Your customers may be able to figure out what’s going on, but the search engines will see three versions of the same page and pick for themselves which one gets to live in the index. You don’t want Google or Yahoo making these very important site decisions for you. Figure out how you want people linking to you and stick to it. 301 the other versions of the page to the lucky URL you decided on.
Sites can also get themselves into trouble when they begin using ugly parameters to track their customers’ movements through their site. Not only does this present a duplicate content issue because the engines can access the same page through multiple URLs, but it’s also not particularly user-friendly. You also run the risk of skewing your analytics data if the parameter-filled URL gets indexed and users start using it to click through from the SERPs.
If you’re going to put parameters in your URLs for tracking purposes, you have a few options. You can block that URL from being spidered by doing a mod_ rewrite or simply redirect it to the URL without the tracking parameter. If you do opt for the latter, make sure it doesn’t mess up your ability to track. Sometimes things get buggy.
Multiple Site Issues/ Mirror Sites
Bruce Clay has offices in the United States, South Africa, the UK and beyond. To make sure the search engines recognize that these are different sites even though the content may be fairly similar, we’re careful to create content specific to each country, as well as take care of all the technical aspects as well – like using country-specific TLDs, hosting the site in the country it’s targeting, specifying that in our Webmaster Tools, etc. Matt Cutts has noted that site owners need not worry too much about duplicate content when it comes to different top level domains. Google is able to tell which site should rank and then filter the dupes.
Along the same lines, you want to be careful of mirror sites that simply republish the same content on multiple domains. For example, some sites have multiple domains like http://www.mydomain.com, http://www.my-domain.com, http://www.mymisspelleddomain.com that are all mirroring the same content. The solution would be to 301 redirect the duplicate domains to the main domain.

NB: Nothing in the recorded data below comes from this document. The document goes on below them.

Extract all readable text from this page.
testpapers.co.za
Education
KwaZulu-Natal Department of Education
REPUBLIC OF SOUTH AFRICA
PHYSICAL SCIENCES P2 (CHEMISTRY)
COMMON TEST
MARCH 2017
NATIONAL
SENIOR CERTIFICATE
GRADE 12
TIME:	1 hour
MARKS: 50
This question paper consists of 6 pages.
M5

This not only helps eliminate duplicate content issues, it also makes sure you’re not wasting any link popularity.
Product pages are a goldmine for duplicate content because they’ve very often been built using a single template. This means they’ll typically share the same basic description with just a few words altered to tell the customer that the shoe they’re looking at also comes in red, black brown and blue, as well as in suede and patent leather. Your customers may love you for all of your available options, but the search engines are likely to get confused as to why you have virtually identical content on several pages of your site. Not that they’ll penalize you for it. They’ll simply “help” you by “filtering” all the extras.
You really have three options when it comes to this one.
- Take on a massive project and write unique content for all of your product pages
- Update your robots.txt so that only one product description (preferably the one that provides the most revenue) is crawled
- Consolidate your product pages and use another method to show all the different styles and options. Perhaps using CSS or some other fancy hover-type creation.
Block Printer Pagers
It’s good that provide printer-friendly pages for readers and customers looking to take your content with them, but there’s absolutely no reason why the spiders should have to know about it. These pages may be super usable for your audience but they provide no links back to your site for the engines to follow and they’re just going to diminish the apparent uniqueness of your content. Put these pages in their own folder and then disallow it in your robots.txt. It’s that simple.
What other forms of duplicate content do you commonly come across?